Back-stress-induced strengthening and strain hardening in dual-phase steel

Abstract

Abstract Strain hardening for ductility remains challenging especially at high yield strength when dislocation plasticity is usually invalid. The hetero-deformation provides an effective route to induce extra back stress hardening specifically in hetero-structures inherently with large mismatch of mechanical responses, e.g. flow stress and strain hardening etc., upon applied loading. In this paper, both strengthening and strain hardening were investigated in a dual- phase steel, consisting of ductile γ-austenite and almost non-deformable B2 intermetallic phase as the second phase of volume fraction of 23%. The chemical composition was 0.86C, 16Mn, 10Al, 5Ni, balance Fe (wt.%).
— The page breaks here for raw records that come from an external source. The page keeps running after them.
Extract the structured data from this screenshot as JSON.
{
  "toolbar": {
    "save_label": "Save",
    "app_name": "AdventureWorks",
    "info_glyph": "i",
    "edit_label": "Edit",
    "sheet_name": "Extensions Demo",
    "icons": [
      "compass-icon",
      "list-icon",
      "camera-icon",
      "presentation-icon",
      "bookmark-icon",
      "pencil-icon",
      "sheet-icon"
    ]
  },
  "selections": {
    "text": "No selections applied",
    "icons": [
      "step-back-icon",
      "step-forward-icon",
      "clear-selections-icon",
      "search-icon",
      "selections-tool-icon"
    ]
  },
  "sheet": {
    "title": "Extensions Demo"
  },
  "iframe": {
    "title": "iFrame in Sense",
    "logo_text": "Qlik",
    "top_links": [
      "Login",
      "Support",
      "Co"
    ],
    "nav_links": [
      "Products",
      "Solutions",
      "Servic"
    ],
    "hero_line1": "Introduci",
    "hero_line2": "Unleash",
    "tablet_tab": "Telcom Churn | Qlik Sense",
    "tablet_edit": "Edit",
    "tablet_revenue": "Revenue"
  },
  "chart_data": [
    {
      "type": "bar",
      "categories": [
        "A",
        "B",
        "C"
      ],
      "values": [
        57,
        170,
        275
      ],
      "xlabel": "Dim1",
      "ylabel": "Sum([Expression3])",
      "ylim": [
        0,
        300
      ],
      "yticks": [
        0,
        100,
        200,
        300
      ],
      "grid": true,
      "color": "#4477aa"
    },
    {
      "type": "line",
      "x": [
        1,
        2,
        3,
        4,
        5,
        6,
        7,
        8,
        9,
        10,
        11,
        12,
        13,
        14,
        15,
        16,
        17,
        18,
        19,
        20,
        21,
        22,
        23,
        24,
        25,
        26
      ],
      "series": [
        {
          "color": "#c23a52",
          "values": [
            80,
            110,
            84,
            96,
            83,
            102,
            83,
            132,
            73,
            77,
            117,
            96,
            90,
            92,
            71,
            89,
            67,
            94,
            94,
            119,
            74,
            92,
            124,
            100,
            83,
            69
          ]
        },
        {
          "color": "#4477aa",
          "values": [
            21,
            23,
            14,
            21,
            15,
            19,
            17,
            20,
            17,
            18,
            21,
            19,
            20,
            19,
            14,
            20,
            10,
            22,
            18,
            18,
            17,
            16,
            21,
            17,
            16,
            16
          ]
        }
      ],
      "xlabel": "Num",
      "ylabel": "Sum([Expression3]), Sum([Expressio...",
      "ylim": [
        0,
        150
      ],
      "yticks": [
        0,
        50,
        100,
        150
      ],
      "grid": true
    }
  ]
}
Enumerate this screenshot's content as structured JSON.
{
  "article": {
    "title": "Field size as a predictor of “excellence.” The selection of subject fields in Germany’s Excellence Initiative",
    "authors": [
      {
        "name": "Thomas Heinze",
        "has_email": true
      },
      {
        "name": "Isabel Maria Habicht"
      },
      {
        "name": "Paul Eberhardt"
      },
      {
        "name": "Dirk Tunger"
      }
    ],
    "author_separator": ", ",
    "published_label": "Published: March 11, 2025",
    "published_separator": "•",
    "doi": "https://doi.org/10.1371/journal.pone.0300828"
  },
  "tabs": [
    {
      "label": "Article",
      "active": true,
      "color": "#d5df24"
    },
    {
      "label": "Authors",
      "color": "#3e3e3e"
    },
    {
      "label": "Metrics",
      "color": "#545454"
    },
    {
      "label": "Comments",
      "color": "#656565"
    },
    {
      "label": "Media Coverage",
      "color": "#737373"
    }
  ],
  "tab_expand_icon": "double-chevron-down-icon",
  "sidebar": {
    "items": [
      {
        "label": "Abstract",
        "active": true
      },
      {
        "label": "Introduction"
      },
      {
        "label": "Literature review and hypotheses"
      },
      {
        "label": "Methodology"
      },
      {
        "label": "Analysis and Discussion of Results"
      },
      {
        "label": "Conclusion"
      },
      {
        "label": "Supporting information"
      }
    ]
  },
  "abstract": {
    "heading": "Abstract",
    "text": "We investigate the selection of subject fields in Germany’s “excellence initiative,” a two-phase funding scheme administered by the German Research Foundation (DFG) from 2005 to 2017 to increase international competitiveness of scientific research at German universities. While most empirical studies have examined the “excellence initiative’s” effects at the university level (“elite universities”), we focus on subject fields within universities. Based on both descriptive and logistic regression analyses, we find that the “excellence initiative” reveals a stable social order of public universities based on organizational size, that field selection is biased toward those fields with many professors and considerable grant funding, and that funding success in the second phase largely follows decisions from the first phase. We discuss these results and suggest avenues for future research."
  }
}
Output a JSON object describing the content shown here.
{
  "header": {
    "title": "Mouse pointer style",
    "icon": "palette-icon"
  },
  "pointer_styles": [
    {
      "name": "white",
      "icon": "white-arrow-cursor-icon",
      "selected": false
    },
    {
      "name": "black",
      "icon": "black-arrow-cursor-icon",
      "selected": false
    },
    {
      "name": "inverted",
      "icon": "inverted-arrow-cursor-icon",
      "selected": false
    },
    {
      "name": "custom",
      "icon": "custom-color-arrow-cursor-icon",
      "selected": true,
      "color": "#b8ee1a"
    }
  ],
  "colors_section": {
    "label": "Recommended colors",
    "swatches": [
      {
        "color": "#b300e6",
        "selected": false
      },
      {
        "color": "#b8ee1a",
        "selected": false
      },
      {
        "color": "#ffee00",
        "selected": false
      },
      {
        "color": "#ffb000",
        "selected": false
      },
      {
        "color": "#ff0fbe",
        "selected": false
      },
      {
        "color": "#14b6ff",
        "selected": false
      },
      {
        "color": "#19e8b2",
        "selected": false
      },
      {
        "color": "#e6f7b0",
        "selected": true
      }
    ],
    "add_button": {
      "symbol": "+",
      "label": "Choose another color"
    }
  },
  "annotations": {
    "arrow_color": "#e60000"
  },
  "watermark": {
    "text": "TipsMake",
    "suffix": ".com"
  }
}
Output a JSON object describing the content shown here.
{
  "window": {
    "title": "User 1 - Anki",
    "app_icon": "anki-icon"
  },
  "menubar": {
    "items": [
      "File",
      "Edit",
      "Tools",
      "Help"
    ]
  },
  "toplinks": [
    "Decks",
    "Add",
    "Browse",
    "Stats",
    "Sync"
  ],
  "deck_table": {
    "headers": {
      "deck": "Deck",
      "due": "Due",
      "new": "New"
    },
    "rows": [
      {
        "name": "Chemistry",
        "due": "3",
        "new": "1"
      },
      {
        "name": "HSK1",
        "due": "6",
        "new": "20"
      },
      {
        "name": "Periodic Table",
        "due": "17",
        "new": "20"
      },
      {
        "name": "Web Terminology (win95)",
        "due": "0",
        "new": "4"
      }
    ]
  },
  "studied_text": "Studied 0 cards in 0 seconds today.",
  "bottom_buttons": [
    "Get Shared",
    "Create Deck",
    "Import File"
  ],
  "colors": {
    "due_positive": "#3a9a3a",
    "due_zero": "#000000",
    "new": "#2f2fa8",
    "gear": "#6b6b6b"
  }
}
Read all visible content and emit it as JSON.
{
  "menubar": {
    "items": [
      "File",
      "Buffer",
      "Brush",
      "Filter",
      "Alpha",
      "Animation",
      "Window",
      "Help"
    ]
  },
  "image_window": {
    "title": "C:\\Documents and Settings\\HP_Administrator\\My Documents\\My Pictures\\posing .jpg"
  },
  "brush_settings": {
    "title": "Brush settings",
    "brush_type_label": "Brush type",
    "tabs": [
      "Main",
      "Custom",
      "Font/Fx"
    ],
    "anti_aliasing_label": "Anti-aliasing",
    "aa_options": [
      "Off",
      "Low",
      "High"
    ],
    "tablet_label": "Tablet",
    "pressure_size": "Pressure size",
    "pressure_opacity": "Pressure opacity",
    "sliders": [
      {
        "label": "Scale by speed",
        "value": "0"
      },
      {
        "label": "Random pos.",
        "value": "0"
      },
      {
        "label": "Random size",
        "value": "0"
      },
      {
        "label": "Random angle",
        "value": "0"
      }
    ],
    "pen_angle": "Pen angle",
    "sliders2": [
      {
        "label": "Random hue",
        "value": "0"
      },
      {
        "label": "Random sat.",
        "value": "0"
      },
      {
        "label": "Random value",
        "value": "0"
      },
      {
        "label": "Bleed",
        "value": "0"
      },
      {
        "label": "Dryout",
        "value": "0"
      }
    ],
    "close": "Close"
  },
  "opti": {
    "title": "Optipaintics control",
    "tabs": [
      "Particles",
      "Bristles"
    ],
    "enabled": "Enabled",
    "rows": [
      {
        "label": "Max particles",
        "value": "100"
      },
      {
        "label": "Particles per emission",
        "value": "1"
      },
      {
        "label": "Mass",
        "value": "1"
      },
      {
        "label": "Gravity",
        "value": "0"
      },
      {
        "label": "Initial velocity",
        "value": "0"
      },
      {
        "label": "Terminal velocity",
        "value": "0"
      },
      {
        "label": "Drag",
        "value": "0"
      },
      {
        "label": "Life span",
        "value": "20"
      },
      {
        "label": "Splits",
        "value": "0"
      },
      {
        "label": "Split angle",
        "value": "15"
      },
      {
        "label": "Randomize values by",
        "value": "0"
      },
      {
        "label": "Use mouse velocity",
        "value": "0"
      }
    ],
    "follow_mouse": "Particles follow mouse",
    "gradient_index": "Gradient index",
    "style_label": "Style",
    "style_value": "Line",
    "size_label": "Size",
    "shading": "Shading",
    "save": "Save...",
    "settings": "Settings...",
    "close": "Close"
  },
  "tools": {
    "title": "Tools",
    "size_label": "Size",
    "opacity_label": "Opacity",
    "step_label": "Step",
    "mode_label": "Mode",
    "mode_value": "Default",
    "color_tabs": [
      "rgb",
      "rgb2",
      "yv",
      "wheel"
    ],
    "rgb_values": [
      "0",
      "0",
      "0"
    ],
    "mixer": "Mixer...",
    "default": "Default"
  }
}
Of special note is two distinct hetero-deformation responses during both tensile and interrupted unload-reload testing. One is the yield-drop, while the other is hysteresis loop. Both unceasingly appear even from the elasto-plastic yield stage up to whole uniform deformation. The measured back stress and resultant back stress hardening account for a large proportion of global flow stress and strain hardening. Further, both Schmid factor and Kernel average misorientation (KAM) values were measured after tensile deformation. Un-expected, only γ-grains bordering on B2-phase show a significant decrease in the average Schmid factor, relative to almost unchanged in left γ-grains still next to γ-ones as well as B2-phase. This indicates that γ-grains adjacent to B2-phase bear the vast majority of plastic strains, not simple strain partitioning between γ and B2. Because of this, from the onset of yielding to end of tensile deformation, those γ-grains, in contrast to left γ-grains and B2 phase, exhibit a maximal increment in KAM values. This serves as a solid evidence of the generation of geometrically necessary dislocations to accommodate strain gradient near γ/B2 phase boundaries. It turns out that hetero-deformation due to plastic incompatibility induces the operation of back stresses, leading to both strengthening and strain hardening as well. Finally, a microstructure-based model was developed to calculate back stress which was well consistent with experimentally measured back stress.